The dates for the in-person event are July 15-17 with early bird registration opening on August 1, 2021, and submissions for workshops, papers, and vending opening on October 1. Headliners will be announced later this summer.

 


In other news:


  • Oprah Daily published a list of 27 literary works both fiction and non-fiction that feature Witches. While some of the titles are classics and will be familiar to many readers, like Newberry winner, The Witch of Blackbird Pond and Chocolat by Joanne Harris, others are brand new, like the YA fiction by Rachel Griffin, The Nature of Witches, and then Zoraida Córdova’s Brooklyn Brujas series that begins with Lost Labrinth and the Akata Witch series by Nnedi Okorafor. In non-fiction, Mat Auryn’s Psychic Witch made the list, as did The Green Witch by Arin Murphy-Hiscock, and Voodoo Queen: The Spirited Lives of Marie Laveau by Martha Ward.



  • The city of Salem, Massachusetts is hoping to attract more workers by offering a chance to win $400 in the form of a Visa gift card for people who were hired between June 1 and July 23 in positions with Salem restaurants, hotels, attractions, and retailers with fewer than 25 employees and who work at least 15 hours per week for six weeks are eligible to enter. Another $400 will be given away to an employee who holds the job through Halloween.


  • The Seymour Connecticut Library will be offering an online and virtual workshop on Green Witchcraft presented by the Grounded Goodwife duo of Velya and Ehris Urban. The workshop titled, Dare to be a Green Witch is based on their recent book by the same name and will focus on using Green Magic for personal health and wellness. The workshop is scheduled for Monday, July 19 at 6:30. The link for the event is on the library’s Facebook page.

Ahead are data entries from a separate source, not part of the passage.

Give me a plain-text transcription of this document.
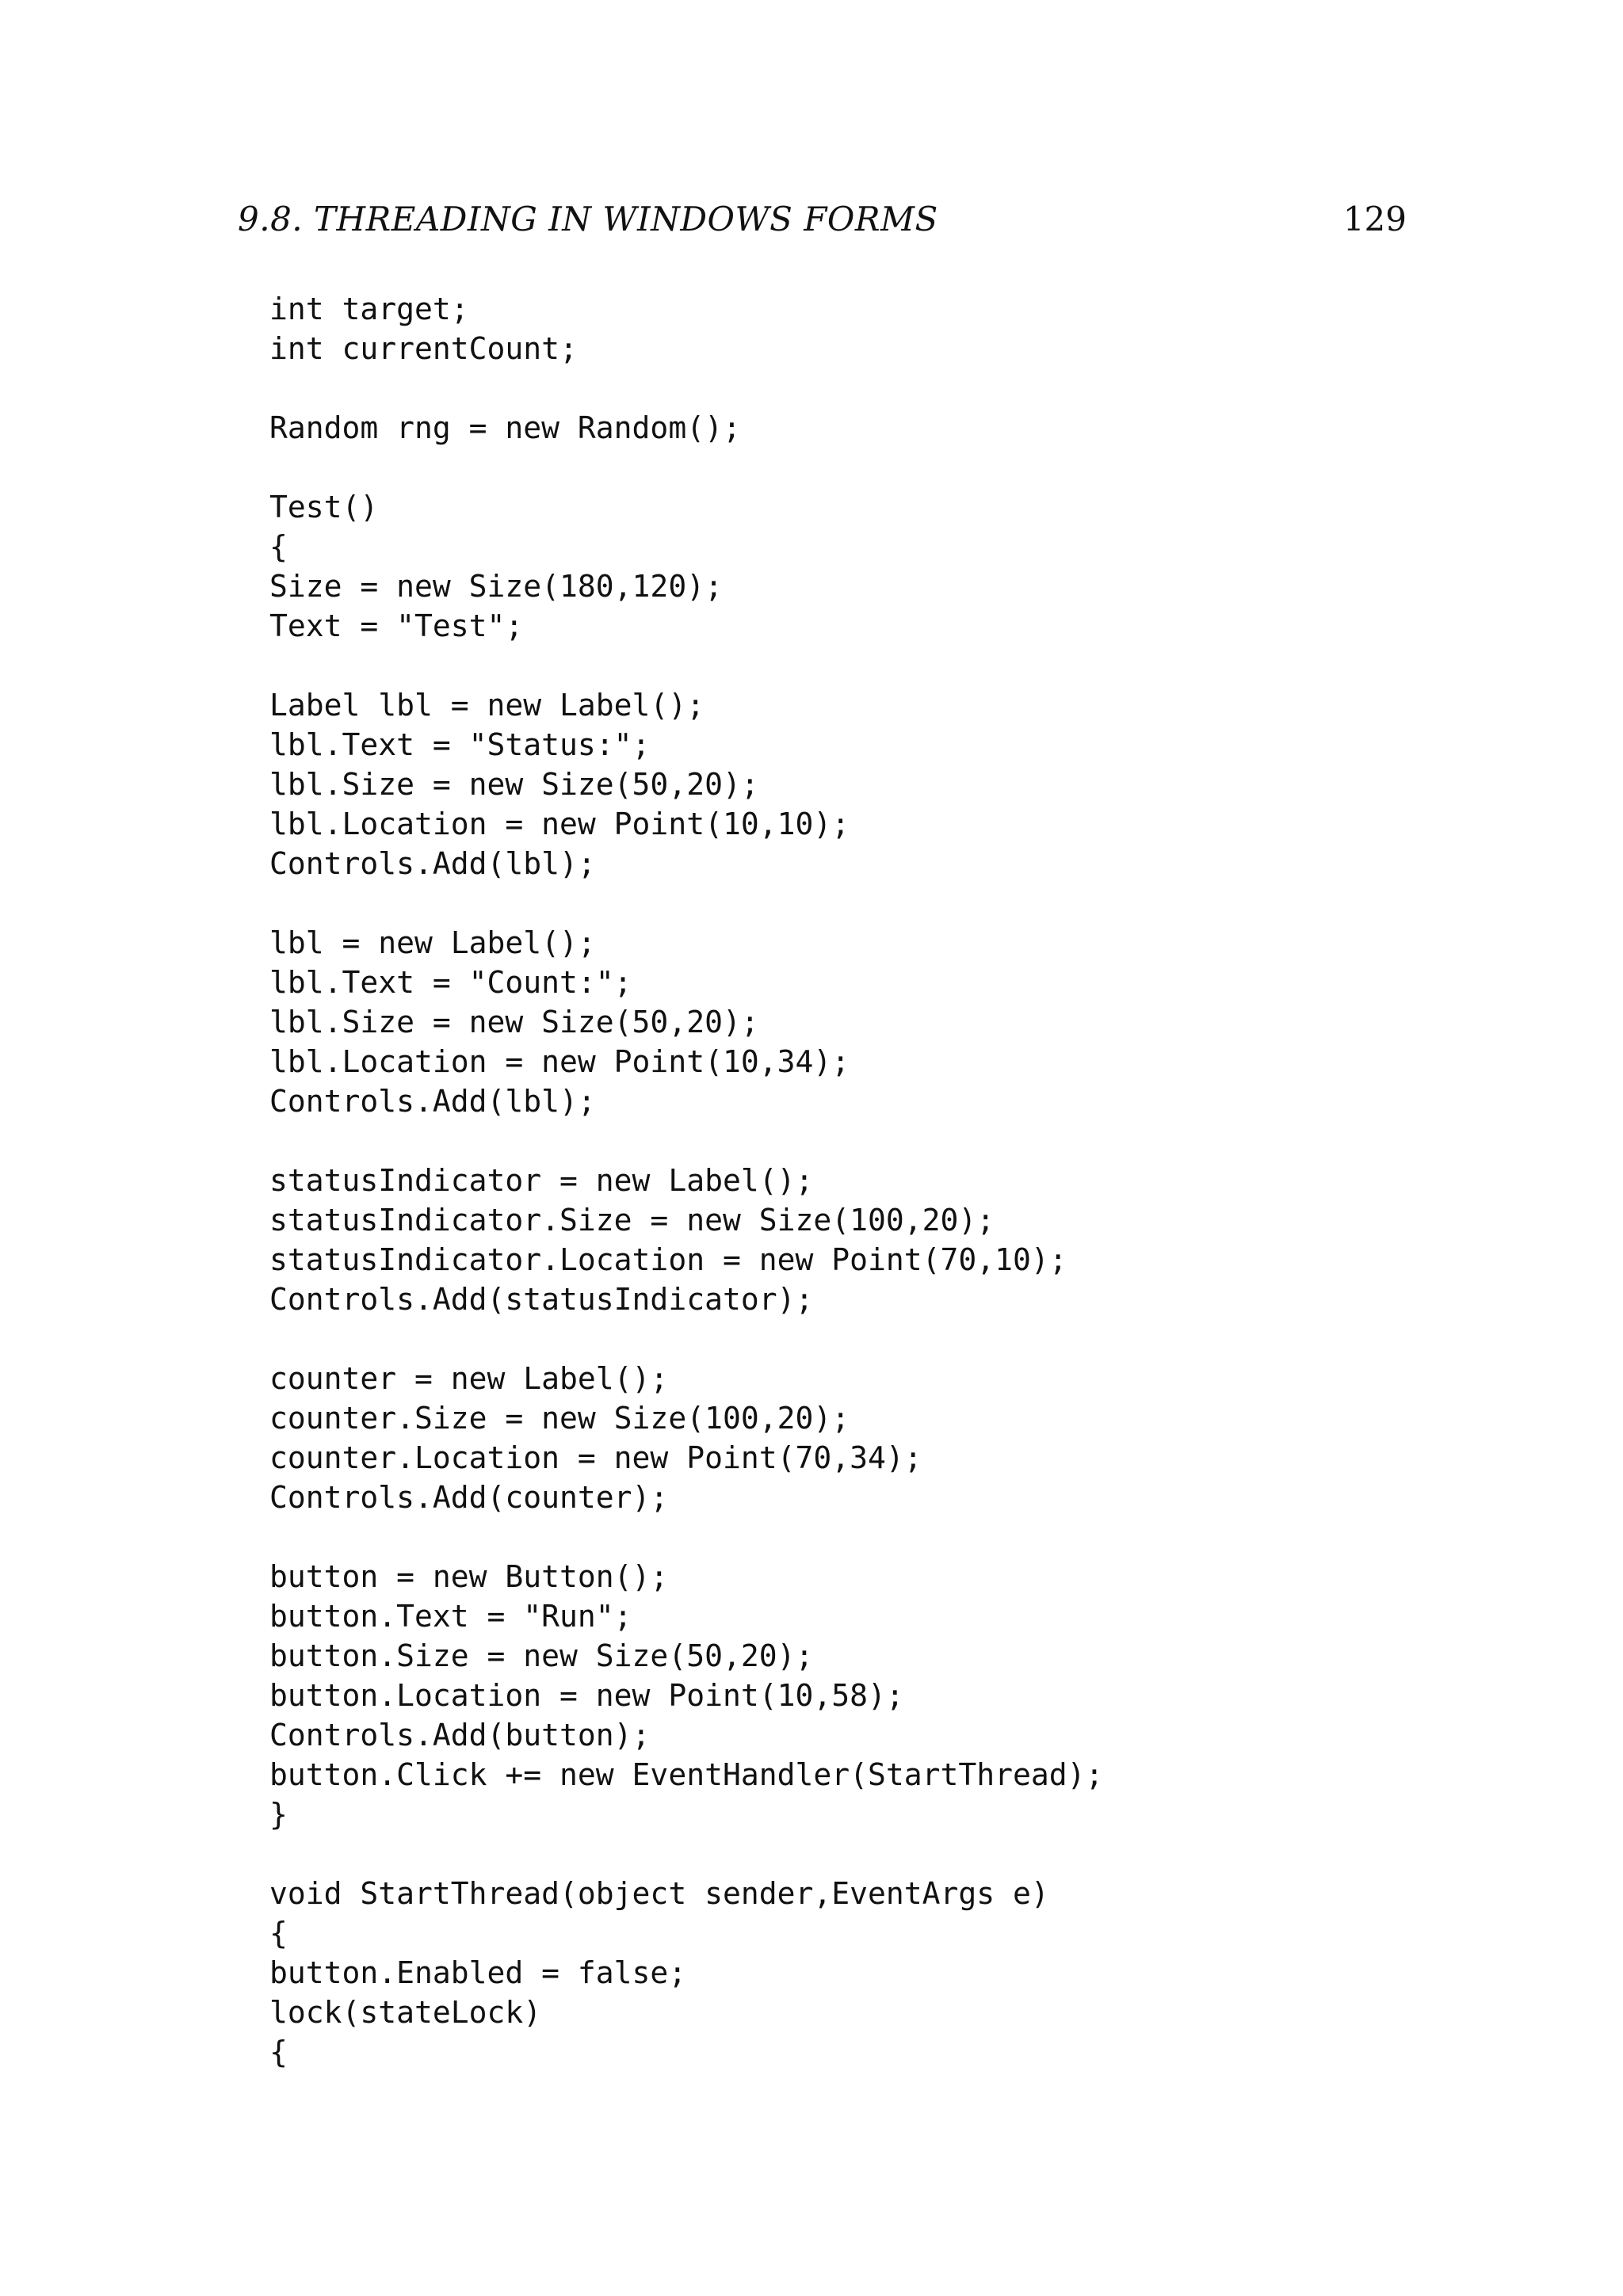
9.8. THREADING IN WINDOWS FORMS	129
int target;
int currentCount;
Random rng = new Random();
Test()
{
Size = new Size(180,120);
Text = "Test";
Label lbl = new Label();
lbl.Text = "Status:";
lbl.Size = new Size(50,20);
lbl.Location = new Point(10,10);
Controls.Add(lbl);
lbl = new Label();
lbl.Text = "Count:";
lbl.Size = new Size(50,20);
lbl.Location = new Point(10,34);
Controls.Add(lbl);
statusIndicator = new Label();
statusIndicator.Size = new Size(100,20);
statusIndicator.Location = new Point(70,10);
Controls.Add(statusIndicator);
counter = new Label();
counter.Size = new Size(100,20);
counter.Location = new Point(70,34);
Controls.Add(counter);
button = new Button();
button.Text = "Run";
button.Size = new Size(50,20);
button.Location = new Point(10,58);
Controls.Add(button);
button.Click += new EventHandler(StartThread);
}
void StartThread(object sender,EventArgs e)
{
button.Enabled = false;
lock(stateLock)
{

  • In honor of the anniversary of the Grace Sherwood, dubbed the “Witch of Pungo,” a Richmond media station, WWBT published an audio session with historian, Nancy Egloff from Jamestown-Yorktown Foundation. Egloff has a focus on telling the stories of women in history. Sherwood was the last woman to be convicted of practicing “witchcraft” in Virginia on July 10, 1706. On July 10, 2006, and the 300th anniversary of Sherwood’s conviction, the Virginia Governor, Tim Kaine acknowledged that Sherwood was wrongly accused and convicted and granted an informal pardon to “restore her good name.”





  • Positively Noteworthy

    Archaeologist Mate Parica of the University of Zadar, discovered what appears to be the remnants of a Neolithic settlement submerged off the coast of Croatia. Parica stated that he first noticed a large shallow area on the coastal ocean floor while viewing satellite images.

    The artifacts recovered during dives to examine the area included ceramics, tools and flint knives that point to the settlement dating to around 4500 BCE. Parica said they found hundreds of walls and while they have only explored a tiny portion of the site, “The fortunate thing is that this area, unlike most parts of the Mediterranean, is safe from big waves as many islands protect the coast.” Parica continued, “That certainly helped preserve the site from natural destruction.”